Searching by ingredients proved equal to clearing and reloading the banner (and we already had this function) except this time with the results of the API’s filter method. Once the submit form was in place and prepared to record items in the hungry user’s pantry, we needed only to reuse the functions we already wrote. Two complications arose. Primo, the API is reached by URL, so inputs are case-sensitive and desire underscores in lieu of spaces. Chicken Breast is no good there, even if that’s what the user types, since what we need is chicken_breast. So we patched that up with a handy textify() function that archaically iterated through the characters of the string and groomed them to the exacting standards of the URL. (I also used this opportunity to hardcode a conversion from ‘eggplant’ to ‘aubergine’ so that American users wouldn’t miss out on Baingan Bharta). Secondo, the filter results are pruned down meal object, without most of the metadata required, albeit with a meal ID. A getMealById() function utilizing the API’s lookup method solved this problem neatly.
function textify(string){
let newString = "";
for (letter in string){
if (string[letter] == " "){
newString = newString + "_"
}
else{
newString = newString + string[letter].toLowerCase()
}
}
if (newString == "eggplant"){
newString = "aubergine"
}
return newString
}
Feeling rather omnipotent by this point, we decided to haughtily add another form kindly requesting an email address to which a shopping list would be sent. The technical process here was adding an event listener fastened to a submit form which would launch the email (window.open(mailto and interpolations)). We availed ourselves of an encodeURIComponent method which preened the ingredient list for the email format.
function sendEmail() {
emailForm.addEventListener("submit", (e) =>{
let body = encodeURIComponent(recipeIngredients.innerText)
e.preventDefault()
const address = e.target["address"].value;
const subject = encodeURIComponent("Here Is Your Recipe Shopping List!")
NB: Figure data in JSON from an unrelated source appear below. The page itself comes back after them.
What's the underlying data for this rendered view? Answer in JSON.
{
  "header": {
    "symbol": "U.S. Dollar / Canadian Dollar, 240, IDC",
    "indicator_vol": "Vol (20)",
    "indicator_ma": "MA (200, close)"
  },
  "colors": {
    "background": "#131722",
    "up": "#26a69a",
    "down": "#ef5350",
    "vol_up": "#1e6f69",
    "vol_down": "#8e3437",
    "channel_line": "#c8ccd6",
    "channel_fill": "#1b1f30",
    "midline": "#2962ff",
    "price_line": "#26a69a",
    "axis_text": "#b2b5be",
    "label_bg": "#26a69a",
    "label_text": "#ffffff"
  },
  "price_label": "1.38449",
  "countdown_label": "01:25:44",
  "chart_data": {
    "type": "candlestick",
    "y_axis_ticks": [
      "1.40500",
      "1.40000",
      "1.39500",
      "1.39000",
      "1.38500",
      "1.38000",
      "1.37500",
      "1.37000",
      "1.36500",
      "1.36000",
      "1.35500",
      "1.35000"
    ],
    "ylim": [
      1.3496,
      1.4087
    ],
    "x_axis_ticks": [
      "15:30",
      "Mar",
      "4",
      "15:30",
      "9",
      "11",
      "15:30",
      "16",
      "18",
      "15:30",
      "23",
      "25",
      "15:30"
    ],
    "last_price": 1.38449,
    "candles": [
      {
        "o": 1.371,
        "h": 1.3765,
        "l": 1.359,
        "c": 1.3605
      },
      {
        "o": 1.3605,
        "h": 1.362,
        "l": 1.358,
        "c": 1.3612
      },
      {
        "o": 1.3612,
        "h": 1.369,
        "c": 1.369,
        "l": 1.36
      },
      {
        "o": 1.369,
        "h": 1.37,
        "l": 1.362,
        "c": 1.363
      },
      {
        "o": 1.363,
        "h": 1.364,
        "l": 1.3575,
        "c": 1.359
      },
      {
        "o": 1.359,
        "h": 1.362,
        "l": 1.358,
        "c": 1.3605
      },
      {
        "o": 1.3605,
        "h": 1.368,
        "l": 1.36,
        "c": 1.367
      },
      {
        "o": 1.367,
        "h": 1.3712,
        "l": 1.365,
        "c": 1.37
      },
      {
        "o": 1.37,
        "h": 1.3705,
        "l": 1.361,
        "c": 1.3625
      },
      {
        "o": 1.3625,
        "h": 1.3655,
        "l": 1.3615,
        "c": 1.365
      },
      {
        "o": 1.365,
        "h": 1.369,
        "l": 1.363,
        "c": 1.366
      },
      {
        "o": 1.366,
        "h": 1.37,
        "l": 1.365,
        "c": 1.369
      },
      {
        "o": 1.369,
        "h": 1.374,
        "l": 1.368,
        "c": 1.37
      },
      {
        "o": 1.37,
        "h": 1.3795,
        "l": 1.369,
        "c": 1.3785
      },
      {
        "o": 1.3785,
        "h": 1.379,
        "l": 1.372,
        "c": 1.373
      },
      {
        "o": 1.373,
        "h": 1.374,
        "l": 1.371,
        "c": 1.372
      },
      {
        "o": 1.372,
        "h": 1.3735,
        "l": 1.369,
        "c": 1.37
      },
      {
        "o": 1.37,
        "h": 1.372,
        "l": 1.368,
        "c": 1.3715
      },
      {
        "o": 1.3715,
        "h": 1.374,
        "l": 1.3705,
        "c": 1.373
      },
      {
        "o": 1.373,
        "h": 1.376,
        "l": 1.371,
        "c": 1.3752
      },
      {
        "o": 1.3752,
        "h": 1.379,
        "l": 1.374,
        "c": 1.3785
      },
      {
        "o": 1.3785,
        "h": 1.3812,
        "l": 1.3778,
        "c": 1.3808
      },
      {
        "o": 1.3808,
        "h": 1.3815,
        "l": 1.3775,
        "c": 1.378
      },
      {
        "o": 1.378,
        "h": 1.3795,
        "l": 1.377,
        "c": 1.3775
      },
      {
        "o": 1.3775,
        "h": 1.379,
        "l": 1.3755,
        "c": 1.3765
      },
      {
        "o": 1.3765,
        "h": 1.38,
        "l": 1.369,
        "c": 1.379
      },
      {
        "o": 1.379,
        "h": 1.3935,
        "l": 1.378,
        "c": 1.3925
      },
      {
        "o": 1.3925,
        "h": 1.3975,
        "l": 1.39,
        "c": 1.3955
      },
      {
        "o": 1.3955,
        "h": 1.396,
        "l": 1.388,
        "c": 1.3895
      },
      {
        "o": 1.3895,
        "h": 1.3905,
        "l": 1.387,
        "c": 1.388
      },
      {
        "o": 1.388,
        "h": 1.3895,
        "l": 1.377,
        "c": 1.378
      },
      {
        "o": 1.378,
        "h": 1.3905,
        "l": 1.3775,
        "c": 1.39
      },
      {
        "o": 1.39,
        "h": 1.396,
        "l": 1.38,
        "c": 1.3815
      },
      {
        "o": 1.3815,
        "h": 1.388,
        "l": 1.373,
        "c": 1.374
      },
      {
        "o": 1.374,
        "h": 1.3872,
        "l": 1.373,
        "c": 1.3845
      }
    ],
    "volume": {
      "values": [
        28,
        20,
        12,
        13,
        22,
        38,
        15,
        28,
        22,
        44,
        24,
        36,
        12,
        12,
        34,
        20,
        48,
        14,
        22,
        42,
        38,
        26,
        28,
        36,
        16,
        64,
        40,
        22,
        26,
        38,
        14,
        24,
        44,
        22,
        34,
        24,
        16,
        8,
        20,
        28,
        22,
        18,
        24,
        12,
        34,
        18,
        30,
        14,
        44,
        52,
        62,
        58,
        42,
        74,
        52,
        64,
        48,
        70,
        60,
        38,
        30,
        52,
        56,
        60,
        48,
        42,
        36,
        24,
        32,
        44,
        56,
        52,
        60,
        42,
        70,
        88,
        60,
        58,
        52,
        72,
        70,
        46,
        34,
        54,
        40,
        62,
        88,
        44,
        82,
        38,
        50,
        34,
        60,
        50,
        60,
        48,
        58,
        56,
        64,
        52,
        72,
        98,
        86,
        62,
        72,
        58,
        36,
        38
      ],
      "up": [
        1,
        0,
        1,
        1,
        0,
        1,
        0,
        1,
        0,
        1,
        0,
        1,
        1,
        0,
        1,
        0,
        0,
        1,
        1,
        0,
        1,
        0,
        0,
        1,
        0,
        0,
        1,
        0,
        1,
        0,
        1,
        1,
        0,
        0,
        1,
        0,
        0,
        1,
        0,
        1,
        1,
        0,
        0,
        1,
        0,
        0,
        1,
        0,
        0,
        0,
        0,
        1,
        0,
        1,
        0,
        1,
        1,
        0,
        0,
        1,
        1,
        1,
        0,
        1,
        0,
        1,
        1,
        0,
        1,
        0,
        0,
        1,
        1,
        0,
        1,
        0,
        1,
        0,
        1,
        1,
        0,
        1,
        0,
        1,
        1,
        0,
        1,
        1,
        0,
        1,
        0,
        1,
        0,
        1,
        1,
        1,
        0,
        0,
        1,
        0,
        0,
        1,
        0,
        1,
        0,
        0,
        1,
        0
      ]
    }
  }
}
window.open(`mailto:${address}?subject=${subject}&body=${body}`)
})
}
Finally we had the CSS to wrangle with. Suffice it to say a lot of time was spent wrestling with buttery divs losing their shapes, slipping and sliding in every direction, if not going so far as to clamber on top of one another like box turtles. We eventually agreed that flex-boxes would be the most convenient solution. But some things are better tackled after lunch. I wonder what I can make with a fridgeful of courgettes?